Ecrit par Marjorie Rafécas-Poeydomenge 30.01.24 dans La Une Livres, Les Livres, Recensions, Essais, Plon

L’enfant thérapeute, Samuel Dock, janvier 2023, éditions Plon, 334 pages, 20,90 €

Ecrivain(s): Samuel Dock Edition: Plon

L’enfant thérapeute, Samuel Dock (par Marjorie Rafécas-Poeydomenge)

 

On connaît Samuel Dock pour ses essais vifs et érudits comme Le Nouveau choc des générations (co-écrit avec Marie-France Castarède, Editions Plon, 2015), pour son talent de vulgarisateur dans Eloge indocile de la psychanalyse (Editions Philippe Rey, 2019), parfois même pour son impertinence et son humour improbable… Mais dans ce dernier livre, L’enfant thérapeute, c’est une tout autre histoire qui se dévoile, bien plus personnelle, celle de son enfance, ou plutôt celle de sa maman. Il y raconte son « état fantôme », les infâmes maltraitances de l’innocence de l’enfance. Il se livre et se délivre en tant qu’enfant thérapeute. Dans cette histoire très personnelle, Samuel dévoile un non-dit familial, douloureux, un choc invisible mais tenace. Cette histoire profondément émouvante et sincère éclaire sur l’effet « prison » des violences intrafamiliales. Y survivre crée une liberté incommensurable. Et une énergie de vie instinctive et créative.

Avec une écriture ciselée, Samuel Dock explique comment petit, il s’est toujours senti claquemuré dans un état fantôme, peuplé d’ombres. Il ne savait pas encore que sa mère eût vécu l’innommable. Pour oublier cette pesanteur, il lisait Lovecraft, Stephen King, des livres d’ésotérisme pensant que les démons et les monstres le sauveraient de cet univers. Mais la laideur ne sauve de rien. C’est dans la lecture qu’il pétrit les non-dits familiaux, ce huis clos familial qui l’a poussé inconsciemment à devenir psychologue pour sauver des enfants de la détresse et de la maltraitance.

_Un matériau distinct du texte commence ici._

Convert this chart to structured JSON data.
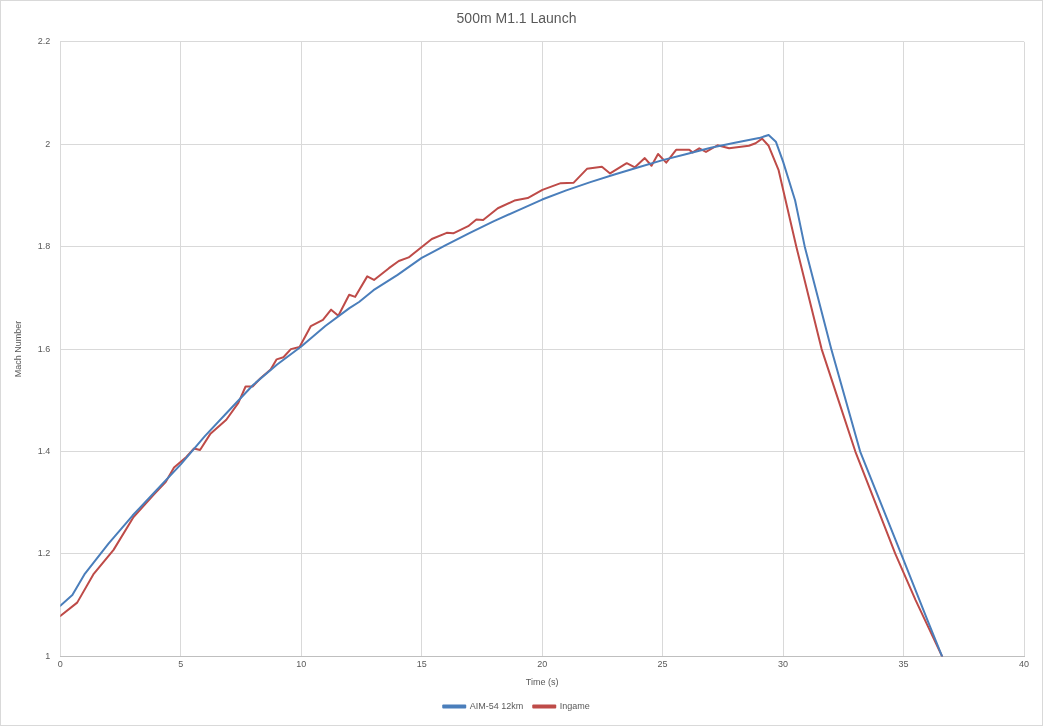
{
  "chart_data": {
    "type": "line",
    "title": "500m M1.1 Launch",
    "xlabel": "Time (s)",
    "ylabel": "Mach Number",
    "xlim": [
      0,
      40
    ],
    "xticks": [
      0,
      5,
      10,
      15,
      20,
      25,
      30,
      35,
      40
    ],
    "ylim": [
      1,
      2.2
    ],
    "yticks": [
      1,
      1.2,
      1.4,
      1.6,
      1.8,
      2,
      2.2
    ],
    "grid": true,
    "legend": "bottom",
    "marker": "none",
    "line_style": "solid",
    "series": [
      {
        "name": "AIM-54 12km",
        "color": "#4a7ebb",
        "x": [
          0,
          0.5,
          1,
          2,
          3,
          4,
          5,
          6,
          7,
          8,
          9,
          10,
          11,
          12,
          12.4,
          13,
          14,
          15,
          16,
          17,
          18,
          19,
          20,
          21,
          22,
          23,
          24,
          25,
          26,
          27,
          28,
          29,
          29.4,
          29.7,
          30,
          30.5,
          30.9,
          32,
          33.2,
          34.9,
          36,
          36.6
        ],
        "values": [
          1.099,
          1.12,
          1.16,
          1.22,
          1.275,
          1.325,
          1.375,
          1.43,
          1.48,
          1.53,
          1.57,
          1.605,
          1.645,
          1.68,
          1.692,
          1.715,
          1.745,
          1.778,
          1.803,
          1.827,
          1.85,
          1.871,
          1.892,
          1.91,
          1.926,
          1.941,
          1.955,
          1.969,
          1.981,
          1.993,
          2.003,
          2.012,
          2.018,
          2.005,
          1.966,
          1.89,
          1.8,
          1.6,
          1.4,
          1.2,
          1.07,
          1.0
        ]
      },
      {
        "name": "Ingame",
        "color": "#be4b48",
        "x": [
          0,
          0.7,
          1.37,
          2.21,
          3.04,
          3.88,
          4.38,
          4.72,
          5.22,
          5.55,
          5.8,
          6.22,
          6.89,
          7.39,
          7.69,
          7.98,
          8.31,
          8.73,
          8.98,
          9.26,
          9.57,
          9.93,
          10.4,
          10.9,
          11.24,
          11.54,
          11.99,
          12.24,
          12.74,
          13.02,
          13.64,
          14.05,
          14.46,
          15.42,
          16.04,
          16.31,
          16.93,
          17.27,
          17.55,
          18.16,
          18.85,
          19.4,
          20.01,
          20.77,
          21.31,
          21.86,
          22.48,
          22.82,
          23.51,
          23.85,
          24.26,
          24.54,
          24.81,
          25.15,
          25.56,
          26.11,
          26.25,
          26.52,
          26.8,
          27.28,
          27.76,
          28.58,
          28.86,
          29.13,
          29.4,
          29.81,
          30.55,
          31.6,
          32.3,
          33,
          34.66,
          35.5,
          36.6
        ],
        "values": [
          1.079,
          1.105,
          1.16,
          1.208,
          1.272,
          1.316,
          1.341,
          1.369,
          1.389,
          1.406,
          1.403,
          1.434,
          1.462,
          1.495,
          1.527,
          1.527,
          1.543,
          1.56,
          1.58,
          1.584,
          1.6,
          1.604,
          1.645,
          1.657,
          1.677,
          1.665,
          1.706,
          1.702,
          1.742,
          1.735,
          1.758,
          1.772,
          1.779,
          1.815,
          1.827,
          1.826,
          1.84,
          1.853,
          1.852,
          1.875,
          1.89,
          1.895,
          1.911,
          1.924,
          1.925,
          1.952,
          1.956,
          1.943,
          1.963,
          1.955,
          1.973,
          1.958,
          1.981,
          1.964,
          1.989,
          1.989,
          1.984,
          1.992,
          1.985,
          1.998,
          1.992,
          1.997,
          2.002,
          2.011,
          1.997,
          1.95,
          1.8,
          1.6,
          1.5,
          1.4,
          1.2,
          1.11,
          1.0
        ]
      }
    ]
  }
}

Sa maman, Béatrice, a mis en effet du temps pour évoquer « son » innommable, cette enfance perdue et cauchemardesque. Maltraitée par un père cruel et monstrueux, meurtrie par une sœur malade qui la mordait, Béatrice a survécu avec trois caramels en poche, des épluchures de clémentines, la douce image du jardin de sa grand-mère, l’histoire de Blanche Neige et la main maternelle. C’étaient ses seuls réconforts, avec le chien de la maisonnée. C’est une « dame au chapeau vert », assistante sociale qui l’arracha à 6 ans à cet univers sordide et criminel. « Combien de temps une fillette peut-elle servir de bouclier avant de se briser » ? Le chiffre 29 sera son numéro de pensionnaire chez des religieuses. Endroit paisible où ce fut la première fois qu’elle entendit le mot « salle de bains », un espace où l’on prend soin de soi.

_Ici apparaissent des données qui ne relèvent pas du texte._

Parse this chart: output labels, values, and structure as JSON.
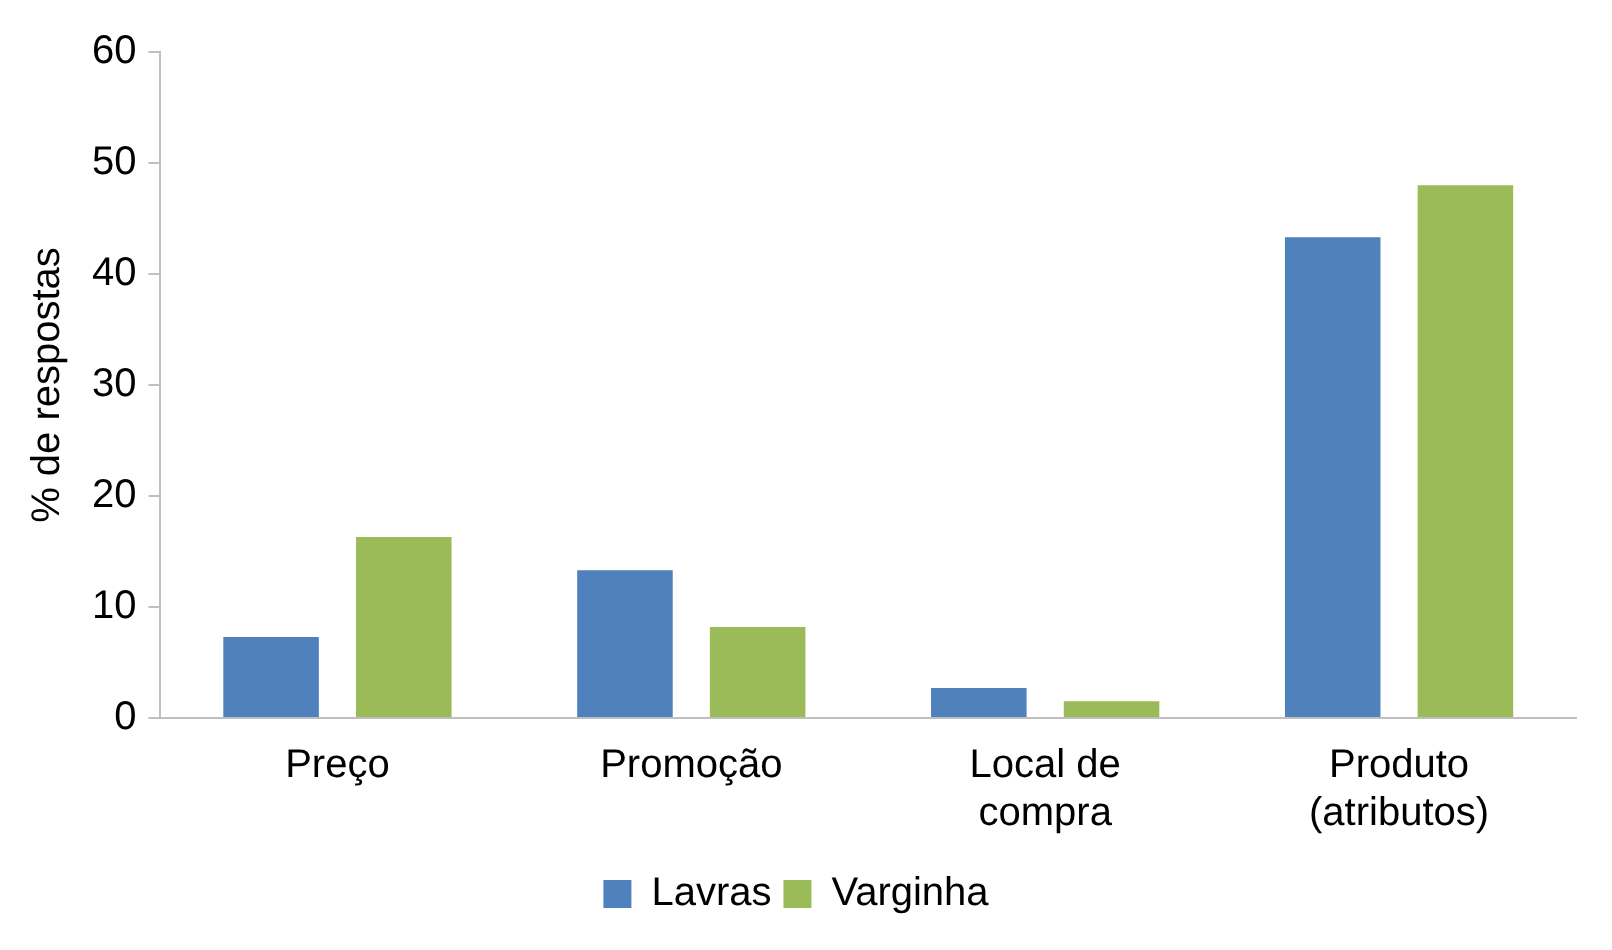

Elle pleurait souvent, elle ne savait pas si elle manquait autant à sa mère qu’elle lui manquait. L’abandon la rendait encore plus triste que la cruauté. Même si Sœur Thérèse l’a sauvée, on ne guérit pas facilement de certaines blessures. « L’hémoglobine de la monstruosité » a détruit plusieurs générations. Mais le pouvoir des livres peut parfois arrêter le mauvais courant.

A Paris, Samuel respire enfin un territoire illimité : « toutes ses rues, tous ses musées, tous ces portraits, tous ces exilés, autant de fenêtres ouvertes sur un ailleurs, que tu m’avais toujours refusé ». Mais, il sent toujours cette étrange culpabilité pour sa sœur : que va-t-elle devenir ? Cette sœur, qui n’a pas pu s’extraire de la malédiction familiale. Anorexique et malade, difficile de grandir sur des épluchures.

Après la popularité du concept de résilience, ce roman très personnel nous apprend celui de la « ductilité ». Le roseau plie, courbe le dos mais ne rompt pas.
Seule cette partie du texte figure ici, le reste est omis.